# Tecumseh HSK35 - governor spring



## 21tgs (Oct 26, 2006)

I bought this snow thrower used and I have no idea who worked on it so I am not sure about the placement of the governor spring. The carb has been completely torn down and rebuilt, the unit runs great with the exception of some hunting when in deep snow. Mixture adjustments do not help the hunting/surging. I have it set to run smoothly at high speed with the auger engaged, not throwing snow.

The governor spring looks to be a bit stretched. I will pick up a replacement if I need one.

How can I tell if the tension is correct on the governor spring? There are several mounting options. Are they specific to a setup or are they used to make slight tension adjustments?


----------



## geogrubb (Jul 28, 2006)

I think you can find what you are looking for on pages 22-25 of the link below. Have a good one. Geo
http://www.smallenginesuppliers.com/..._reference.pdf


----------



## 21tgs (Oct 26, 2006)

Geo... the link appears to be incomplete.


----------



## geogrubb (Jul 28, 2006)

We will try again. Have a good one. Geo
http://www.smallenginesuppliers.com/html/engine-specs/tecumseh/Tecumseh_quick_reference.pdf


----------



## 21tgs (Oct 26, 2006)

That is just what I was looking for... thank you.


----------



## 21tgs (Oct 26, 2006)

Moving forward with this I did not acquire a new governor control spring just yet but I did correct the placement of the linkages as well as the spring.

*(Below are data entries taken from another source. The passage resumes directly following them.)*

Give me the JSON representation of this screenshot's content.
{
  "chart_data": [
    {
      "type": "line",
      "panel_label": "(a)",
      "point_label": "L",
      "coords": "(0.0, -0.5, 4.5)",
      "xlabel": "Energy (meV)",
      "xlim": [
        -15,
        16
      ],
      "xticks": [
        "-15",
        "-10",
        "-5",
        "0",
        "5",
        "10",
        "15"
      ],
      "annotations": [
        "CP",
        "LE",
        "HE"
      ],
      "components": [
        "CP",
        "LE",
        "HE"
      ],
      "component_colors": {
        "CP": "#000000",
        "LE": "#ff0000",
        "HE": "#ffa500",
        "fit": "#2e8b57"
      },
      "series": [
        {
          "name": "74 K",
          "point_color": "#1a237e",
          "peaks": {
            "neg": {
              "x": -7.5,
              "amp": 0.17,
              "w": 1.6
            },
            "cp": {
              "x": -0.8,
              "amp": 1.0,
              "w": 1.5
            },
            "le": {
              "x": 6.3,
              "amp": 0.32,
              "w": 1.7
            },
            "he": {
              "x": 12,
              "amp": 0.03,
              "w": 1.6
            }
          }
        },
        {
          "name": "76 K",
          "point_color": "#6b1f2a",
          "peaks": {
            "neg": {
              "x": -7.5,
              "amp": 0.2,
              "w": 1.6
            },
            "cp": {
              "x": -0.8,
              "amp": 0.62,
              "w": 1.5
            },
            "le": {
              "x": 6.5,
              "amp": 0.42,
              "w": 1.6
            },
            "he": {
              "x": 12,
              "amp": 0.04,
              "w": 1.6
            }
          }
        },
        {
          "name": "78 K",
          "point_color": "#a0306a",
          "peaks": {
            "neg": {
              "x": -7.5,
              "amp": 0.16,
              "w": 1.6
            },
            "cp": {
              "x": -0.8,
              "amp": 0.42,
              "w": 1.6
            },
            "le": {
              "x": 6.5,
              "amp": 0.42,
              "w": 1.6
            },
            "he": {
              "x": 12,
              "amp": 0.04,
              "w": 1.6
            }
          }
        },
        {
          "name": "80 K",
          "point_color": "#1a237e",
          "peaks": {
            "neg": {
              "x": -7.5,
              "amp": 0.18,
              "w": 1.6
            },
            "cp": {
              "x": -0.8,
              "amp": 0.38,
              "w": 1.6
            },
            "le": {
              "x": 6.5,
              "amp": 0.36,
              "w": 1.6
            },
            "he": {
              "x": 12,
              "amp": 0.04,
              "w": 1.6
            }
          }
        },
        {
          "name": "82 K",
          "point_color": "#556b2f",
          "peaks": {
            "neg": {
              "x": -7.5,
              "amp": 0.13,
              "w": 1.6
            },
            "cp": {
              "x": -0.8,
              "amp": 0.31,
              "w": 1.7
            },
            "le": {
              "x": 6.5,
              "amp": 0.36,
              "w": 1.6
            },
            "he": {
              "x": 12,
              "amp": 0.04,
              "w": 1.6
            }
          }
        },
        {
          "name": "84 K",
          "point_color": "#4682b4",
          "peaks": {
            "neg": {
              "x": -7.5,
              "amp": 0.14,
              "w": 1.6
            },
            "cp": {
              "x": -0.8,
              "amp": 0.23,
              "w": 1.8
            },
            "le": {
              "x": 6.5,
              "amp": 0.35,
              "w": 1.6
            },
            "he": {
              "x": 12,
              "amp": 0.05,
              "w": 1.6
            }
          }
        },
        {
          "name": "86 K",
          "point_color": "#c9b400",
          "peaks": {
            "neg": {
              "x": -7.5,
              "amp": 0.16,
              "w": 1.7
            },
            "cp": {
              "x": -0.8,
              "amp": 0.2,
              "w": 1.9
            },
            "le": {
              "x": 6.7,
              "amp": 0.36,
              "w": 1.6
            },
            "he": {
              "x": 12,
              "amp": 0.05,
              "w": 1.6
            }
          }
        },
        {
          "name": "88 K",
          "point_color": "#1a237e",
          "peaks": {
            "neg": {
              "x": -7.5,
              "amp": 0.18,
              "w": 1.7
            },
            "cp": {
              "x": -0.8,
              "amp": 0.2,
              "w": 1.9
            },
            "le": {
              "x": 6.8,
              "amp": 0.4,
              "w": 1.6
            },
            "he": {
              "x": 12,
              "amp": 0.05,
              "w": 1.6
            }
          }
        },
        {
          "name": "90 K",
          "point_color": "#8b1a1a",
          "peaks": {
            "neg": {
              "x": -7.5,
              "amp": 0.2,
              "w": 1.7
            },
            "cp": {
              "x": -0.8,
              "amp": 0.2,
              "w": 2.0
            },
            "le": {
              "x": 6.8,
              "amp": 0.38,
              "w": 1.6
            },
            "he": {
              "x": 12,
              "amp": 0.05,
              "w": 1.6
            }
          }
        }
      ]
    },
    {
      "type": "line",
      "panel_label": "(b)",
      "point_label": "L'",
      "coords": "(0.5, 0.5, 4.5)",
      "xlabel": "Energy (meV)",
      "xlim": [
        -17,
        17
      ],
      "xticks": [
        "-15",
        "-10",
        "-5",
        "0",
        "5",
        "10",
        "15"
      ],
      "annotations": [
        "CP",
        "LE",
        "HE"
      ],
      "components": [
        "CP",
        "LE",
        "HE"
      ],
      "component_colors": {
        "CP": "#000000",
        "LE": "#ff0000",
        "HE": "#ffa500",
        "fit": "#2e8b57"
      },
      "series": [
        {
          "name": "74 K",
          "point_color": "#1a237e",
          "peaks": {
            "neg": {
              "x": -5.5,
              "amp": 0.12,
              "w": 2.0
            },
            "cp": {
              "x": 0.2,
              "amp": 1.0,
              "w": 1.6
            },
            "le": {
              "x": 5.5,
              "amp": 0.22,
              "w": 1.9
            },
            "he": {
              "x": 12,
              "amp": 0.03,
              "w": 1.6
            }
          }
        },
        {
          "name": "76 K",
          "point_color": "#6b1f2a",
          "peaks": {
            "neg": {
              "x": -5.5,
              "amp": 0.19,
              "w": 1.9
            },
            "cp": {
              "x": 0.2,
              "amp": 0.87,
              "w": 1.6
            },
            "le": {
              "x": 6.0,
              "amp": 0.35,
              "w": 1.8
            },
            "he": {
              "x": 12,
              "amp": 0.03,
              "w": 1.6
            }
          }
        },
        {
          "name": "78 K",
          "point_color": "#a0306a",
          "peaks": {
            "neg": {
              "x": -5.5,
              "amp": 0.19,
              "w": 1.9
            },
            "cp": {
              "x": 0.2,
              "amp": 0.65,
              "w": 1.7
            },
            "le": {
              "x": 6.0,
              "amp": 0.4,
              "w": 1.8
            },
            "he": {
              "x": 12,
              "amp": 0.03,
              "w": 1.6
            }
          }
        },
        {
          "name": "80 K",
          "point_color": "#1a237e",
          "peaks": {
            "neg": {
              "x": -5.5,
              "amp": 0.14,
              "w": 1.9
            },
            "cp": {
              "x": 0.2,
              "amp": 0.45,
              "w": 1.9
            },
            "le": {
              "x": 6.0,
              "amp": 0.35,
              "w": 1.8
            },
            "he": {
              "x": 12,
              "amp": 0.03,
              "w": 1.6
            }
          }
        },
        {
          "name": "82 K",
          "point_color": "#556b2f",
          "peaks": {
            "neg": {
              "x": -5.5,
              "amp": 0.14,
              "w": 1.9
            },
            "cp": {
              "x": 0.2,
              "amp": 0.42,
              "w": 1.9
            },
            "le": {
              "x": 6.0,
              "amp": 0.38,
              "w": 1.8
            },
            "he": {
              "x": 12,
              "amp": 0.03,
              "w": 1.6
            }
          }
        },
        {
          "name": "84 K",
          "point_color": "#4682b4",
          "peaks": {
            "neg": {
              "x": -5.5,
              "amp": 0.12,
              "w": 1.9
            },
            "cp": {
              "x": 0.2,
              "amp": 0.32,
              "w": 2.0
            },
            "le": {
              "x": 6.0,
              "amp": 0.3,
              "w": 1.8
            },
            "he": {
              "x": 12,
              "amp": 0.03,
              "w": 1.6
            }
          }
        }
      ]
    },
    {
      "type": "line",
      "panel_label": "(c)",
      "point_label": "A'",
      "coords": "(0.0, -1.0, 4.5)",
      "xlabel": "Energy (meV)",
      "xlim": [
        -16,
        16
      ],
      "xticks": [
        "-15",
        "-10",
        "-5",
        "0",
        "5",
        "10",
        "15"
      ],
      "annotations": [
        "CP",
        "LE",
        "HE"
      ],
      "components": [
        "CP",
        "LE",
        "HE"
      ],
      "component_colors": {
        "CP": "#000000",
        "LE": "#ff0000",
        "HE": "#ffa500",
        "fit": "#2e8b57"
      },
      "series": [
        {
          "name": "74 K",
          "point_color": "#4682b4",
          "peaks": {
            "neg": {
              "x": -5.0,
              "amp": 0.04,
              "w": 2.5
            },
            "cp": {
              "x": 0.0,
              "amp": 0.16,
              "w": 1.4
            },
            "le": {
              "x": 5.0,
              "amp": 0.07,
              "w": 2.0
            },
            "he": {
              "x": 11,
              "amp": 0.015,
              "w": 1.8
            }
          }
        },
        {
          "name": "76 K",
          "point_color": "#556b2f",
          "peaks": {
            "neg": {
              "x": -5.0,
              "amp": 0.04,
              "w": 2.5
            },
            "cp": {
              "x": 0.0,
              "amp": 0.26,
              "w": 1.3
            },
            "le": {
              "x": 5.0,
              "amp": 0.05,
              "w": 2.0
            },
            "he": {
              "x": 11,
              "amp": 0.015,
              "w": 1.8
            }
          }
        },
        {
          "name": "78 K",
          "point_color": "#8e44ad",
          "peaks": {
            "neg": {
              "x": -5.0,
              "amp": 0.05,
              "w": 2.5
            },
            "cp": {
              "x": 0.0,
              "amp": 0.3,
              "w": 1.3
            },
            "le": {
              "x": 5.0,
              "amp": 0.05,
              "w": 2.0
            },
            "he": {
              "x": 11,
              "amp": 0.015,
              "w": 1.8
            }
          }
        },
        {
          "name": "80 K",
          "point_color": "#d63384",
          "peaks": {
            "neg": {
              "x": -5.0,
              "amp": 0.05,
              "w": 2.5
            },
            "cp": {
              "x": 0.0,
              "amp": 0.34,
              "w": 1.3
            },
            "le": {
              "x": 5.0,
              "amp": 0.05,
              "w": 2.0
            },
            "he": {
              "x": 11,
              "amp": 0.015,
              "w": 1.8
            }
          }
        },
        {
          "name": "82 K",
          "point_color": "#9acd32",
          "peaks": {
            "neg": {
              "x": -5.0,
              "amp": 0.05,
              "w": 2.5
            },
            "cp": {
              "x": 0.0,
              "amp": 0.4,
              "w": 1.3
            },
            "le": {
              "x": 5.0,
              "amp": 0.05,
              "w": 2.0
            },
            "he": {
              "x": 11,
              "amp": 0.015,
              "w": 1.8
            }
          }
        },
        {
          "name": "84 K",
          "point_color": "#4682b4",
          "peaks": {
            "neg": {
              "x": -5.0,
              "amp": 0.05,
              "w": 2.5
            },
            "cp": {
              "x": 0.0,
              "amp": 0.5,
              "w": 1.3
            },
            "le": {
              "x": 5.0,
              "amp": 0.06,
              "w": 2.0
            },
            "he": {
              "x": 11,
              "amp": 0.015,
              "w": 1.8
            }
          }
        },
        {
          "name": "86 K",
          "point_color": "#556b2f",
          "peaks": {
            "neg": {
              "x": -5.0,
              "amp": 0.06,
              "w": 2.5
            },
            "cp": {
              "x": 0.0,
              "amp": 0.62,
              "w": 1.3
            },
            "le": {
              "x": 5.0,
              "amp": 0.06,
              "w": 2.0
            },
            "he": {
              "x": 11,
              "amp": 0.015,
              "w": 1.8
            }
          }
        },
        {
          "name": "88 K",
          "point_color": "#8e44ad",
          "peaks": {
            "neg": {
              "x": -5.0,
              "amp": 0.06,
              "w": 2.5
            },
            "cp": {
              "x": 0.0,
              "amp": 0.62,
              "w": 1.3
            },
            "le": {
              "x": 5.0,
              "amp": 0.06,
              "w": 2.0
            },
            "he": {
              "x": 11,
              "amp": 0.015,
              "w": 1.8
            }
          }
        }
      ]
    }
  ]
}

I pulled out my tachometer and was verifying the the WOT RPM and mixture then the idle RPM and mixture. I suspect that I need to replace the o-ring for the idle mixture screw because when I adjust the screw the engine RPM speed up and slow down... a lot. It doesn't just start to run poorly from a lean or rich condition by turning the screw I can get up over 3,000 RPM.

Anybody come across this before?


----------